By message 40, the agent isn't just re-reading the 4,000-token file. It's re-reading the entire history of accumulated conversations. A 40-message session where each message is ~500 tokens means the last message re-processes ~20,000 tokens of context just from history, on top of the file.

That compounds to something like $2,000–$3,500/month per 10-person team in context overhead that provides zero new value. It's just the agent re-reading stuff it has already read.

md as memory cost calculation

What a proper memory system changes

Instead of dumping everything into context, SenseLab compiles a ranked briefing of what's actually relevant to the current task. A 10-entry briefing might be 800 tokens instead of 4,000+. That's 80% reduction in memory related input tokens before you even account for the session history problem.

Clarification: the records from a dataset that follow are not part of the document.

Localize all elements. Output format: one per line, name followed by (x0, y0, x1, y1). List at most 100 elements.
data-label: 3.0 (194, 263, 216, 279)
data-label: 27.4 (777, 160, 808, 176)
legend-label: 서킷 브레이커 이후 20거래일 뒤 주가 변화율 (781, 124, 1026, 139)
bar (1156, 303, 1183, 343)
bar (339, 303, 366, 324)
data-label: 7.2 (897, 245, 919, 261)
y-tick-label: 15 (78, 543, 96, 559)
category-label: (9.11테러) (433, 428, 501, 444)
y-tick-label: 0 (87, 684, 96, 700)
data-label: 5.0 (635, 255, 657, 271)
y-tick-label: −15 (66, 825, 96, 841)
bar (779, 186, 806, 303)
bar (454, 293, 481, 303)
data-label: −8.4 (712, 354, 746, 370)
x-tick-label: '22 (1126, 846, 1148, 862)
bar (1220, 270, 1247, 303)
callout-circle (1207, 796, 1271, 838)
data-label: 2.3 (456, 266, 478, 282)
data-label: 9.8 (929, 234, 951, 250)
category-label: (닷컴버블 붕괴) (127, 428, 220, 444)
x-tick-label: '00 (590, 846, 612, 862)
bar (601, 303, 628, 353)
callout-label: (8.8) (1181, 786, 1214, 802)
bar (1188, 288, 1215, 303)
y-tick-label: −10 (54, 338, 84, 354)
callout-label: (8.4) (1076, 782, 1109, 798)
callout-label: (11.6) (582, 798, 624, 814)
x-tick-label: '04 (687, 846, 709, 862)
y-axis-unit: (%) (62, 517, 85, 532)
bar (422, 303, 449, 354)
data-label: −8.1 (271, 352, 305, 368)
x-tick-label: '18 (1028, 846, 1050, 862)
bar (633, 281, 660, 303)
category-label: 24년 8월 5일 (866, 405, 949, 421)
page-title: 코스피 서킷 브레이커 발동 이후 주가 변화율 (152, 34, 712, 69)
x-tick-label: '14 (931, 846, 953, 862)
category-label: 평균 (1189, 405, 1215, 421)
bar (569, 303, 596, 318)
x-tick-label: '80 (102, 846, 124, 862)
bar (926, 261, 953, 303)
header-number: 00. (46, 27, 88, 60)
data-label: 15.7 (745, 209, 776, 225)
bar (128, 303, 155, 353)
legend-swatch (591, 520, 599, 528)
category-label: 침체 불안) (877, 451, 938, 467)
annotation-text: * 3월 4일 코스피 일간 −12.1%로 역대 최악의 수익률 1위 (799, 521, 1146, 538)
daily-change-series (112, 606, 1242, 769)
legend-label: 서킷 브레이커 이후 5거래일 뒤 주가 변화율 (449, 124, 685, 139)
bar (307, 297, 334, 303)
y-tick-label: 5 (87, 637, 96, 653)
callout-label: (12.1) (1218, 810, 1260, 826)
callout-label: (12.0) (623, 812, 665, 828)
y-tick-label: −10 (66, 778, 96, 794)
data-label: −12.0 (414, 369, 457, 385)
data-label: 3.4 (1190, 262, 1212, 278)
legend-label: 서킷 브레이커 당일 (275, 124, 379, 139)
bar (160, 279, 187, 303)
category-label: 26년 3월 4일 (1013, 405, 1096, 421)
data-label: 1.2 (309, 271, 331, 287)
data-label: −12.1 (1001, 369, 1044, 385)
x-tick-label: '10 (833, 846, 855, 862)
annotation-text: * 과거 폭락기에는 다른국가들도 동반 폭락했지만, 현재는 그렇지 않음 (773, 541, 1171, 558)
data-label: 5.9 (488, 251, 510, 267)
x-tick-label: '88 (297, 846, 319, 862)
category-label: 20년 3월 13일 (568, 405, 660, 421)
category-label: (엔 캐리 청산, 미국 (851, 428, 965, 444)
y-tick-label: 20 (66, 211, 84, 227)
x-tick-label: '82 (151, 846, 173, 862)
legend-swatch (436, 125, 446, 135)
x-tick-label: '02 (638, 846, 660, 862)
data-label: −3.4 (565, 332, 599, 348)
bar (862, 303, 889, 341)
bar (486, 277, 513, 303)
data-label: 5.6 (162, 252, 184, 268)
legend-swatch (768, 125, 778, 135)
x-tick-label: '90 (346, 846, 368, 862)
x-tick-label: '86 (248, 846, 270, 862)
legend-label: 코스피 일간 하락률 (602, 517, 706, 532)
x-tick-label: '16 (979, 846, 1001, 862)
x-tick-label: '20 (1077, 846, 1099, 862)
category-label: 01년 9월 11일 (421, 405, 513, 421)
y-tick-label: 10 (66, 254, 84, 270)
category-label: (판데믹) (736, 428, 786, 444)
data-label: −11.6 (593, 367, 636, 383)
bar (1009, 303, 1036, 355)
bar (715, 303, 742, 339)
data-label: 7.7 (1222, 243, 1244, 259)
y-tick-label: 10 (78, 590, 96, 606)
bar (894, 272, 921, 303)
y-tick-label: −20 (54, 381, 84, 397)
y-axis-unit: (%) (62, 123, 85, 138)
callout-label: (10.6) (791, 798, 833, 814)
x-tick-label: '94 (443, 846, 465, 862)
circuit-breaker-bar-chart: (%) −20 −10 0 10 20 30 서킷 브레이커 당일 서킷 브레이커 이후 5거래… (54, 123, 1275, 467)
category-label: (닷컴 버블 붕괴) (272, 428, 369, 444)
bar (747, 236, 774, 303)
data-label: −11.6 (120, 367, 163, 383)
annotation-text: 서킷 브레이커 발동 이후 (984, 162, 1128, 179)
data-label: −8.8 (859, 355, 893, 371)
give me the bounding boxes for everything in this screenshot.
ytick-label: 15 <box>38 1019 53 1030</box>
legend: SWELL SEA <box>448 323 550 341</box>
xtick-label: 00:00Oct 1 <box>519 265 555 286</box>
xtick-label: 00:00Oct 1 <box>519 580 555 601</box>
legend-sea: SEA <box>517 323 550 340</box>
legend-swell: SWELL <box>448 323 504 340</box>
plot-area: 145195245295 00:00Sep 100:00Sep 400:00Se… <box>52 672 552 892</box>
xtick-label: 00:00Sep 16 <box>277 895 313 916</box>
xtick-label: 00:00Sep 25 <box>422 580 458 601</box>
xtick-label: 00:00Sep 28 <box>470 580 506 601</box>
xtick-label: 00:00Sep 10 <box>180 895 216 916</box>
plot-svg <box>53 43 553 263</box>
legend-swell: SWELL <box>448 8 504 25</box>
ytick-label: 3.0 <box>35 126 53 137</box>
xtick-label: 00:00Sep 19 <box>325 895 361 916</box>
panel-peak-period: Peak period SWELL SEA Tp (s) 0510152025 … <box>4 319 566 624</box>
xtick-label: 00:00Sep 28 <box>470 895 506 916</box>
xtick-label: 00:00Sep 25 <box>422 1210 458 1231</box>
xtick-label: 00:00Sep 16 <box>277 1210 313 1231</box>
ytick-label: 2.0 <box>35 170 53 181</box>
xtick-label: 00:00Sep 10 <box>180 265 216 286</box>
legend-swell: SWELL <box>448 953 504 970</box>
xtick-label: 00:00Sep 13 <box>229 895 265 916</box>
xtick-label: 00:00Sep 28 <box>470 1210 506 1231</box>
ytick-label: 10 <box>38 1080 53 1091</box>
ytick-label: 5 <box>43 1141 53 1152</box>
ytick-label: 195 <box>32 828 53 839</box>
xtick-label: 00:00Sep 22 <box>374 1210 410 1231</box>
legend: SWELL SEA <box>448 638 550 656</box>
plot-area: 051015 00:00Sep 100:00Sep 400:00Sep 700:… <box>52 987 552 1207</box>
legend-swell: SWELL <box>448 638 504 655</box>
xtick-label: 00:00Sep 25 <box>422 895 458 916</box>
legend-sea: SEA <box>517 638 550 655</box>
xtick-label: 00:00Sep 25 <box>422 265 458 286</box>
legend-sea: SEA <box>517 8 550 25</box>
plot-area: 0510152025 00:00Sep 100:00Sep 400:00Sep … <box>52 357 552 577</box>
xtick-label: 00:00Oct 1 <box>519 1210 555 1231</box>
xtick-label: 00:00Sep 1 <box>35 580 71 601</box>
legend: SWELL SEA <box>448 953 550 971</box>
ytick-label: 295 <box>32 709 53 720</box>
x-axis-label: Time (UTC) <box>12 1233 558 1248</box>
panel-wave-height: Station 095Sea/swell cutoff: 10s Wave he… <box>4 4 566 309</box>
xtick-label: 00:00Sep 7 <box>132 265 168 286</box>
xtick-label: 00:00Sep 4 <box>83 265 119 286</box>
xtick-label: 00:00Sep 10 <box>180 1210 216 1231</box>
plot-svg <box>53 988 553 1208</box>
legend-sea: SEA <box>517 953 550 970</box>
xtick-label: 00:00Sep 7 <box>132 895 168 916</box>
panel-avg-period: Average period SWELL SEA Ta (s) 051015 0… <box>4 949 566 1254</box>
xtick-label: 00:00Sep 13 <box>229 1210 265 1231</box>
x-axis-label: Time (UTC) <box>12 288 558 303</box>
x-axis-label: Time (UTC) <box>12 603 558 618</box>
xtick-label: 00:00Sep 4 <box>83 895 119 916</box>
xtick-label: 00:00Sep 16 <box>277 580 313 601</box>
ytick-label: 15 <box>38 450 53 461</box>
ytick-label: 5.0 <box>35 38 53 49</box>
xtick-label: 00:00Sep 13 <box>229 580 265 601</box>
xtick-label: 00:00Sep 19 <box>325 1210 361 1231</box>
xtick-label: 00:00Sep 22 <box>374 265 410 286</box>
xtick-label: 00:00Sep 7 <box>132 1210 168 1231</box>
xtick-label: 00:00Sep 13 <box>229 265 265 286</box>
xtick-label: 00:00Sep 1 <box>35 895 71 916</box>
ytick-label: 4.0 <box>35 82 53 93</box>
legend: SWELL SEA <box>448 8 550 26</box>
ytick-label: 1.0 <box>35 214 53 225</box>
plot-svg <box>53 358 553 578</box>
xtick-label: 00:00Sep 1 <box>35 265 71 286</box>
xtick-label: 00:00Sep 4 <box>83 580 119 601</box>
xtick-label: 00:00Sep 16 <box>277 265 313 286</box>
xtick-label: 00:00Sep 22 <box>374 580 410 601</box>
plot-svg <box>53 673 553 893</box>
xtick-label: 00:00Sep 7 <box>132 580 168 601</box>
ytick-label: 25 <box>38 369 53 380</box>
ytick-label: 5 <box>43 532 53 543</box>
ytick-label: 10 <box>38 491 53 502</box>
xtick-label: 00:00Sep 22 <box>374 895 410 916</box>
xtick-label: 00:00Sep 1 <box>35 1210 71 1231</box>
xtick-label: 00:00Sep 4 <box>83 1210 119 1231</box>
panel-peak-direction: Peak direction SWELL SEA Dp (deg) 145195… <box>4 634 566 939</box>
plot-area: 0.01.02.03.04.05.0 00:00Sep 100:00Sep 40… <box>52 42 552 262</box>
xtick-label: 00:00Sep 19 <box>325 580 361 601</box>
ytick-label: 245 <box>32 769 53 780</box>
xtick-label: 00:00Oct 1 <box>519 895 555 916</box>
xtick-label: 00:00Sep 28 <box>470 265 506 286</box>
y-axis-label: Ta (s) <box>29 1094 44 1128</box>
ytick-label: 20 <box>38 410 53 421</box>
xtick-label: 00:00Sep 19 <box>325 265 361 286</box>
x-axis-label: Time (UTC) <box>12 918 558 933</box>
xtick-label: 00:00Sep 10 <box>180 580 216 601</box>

The memory compiles itself into ranked briefings so the next agent starts with what matters, not a flat file of everything that ever happened.

Evolving agents

Markdown solves "I want my agent to remember I prefer TypeScript."
It doesn't solve "I want my agents to accumulate knowledge over time, share it reliably, and not step on each other."

That problem is what most teams actually have. And there's almost nothing built for it.

That's why we built SenseLab. Git for agent memory. Versioned, branchable, with confidence scoring, causal traces, and cross-agent reads that are tracked.

Markdown will get you started, but it won't help you scale and improve agent context and experience.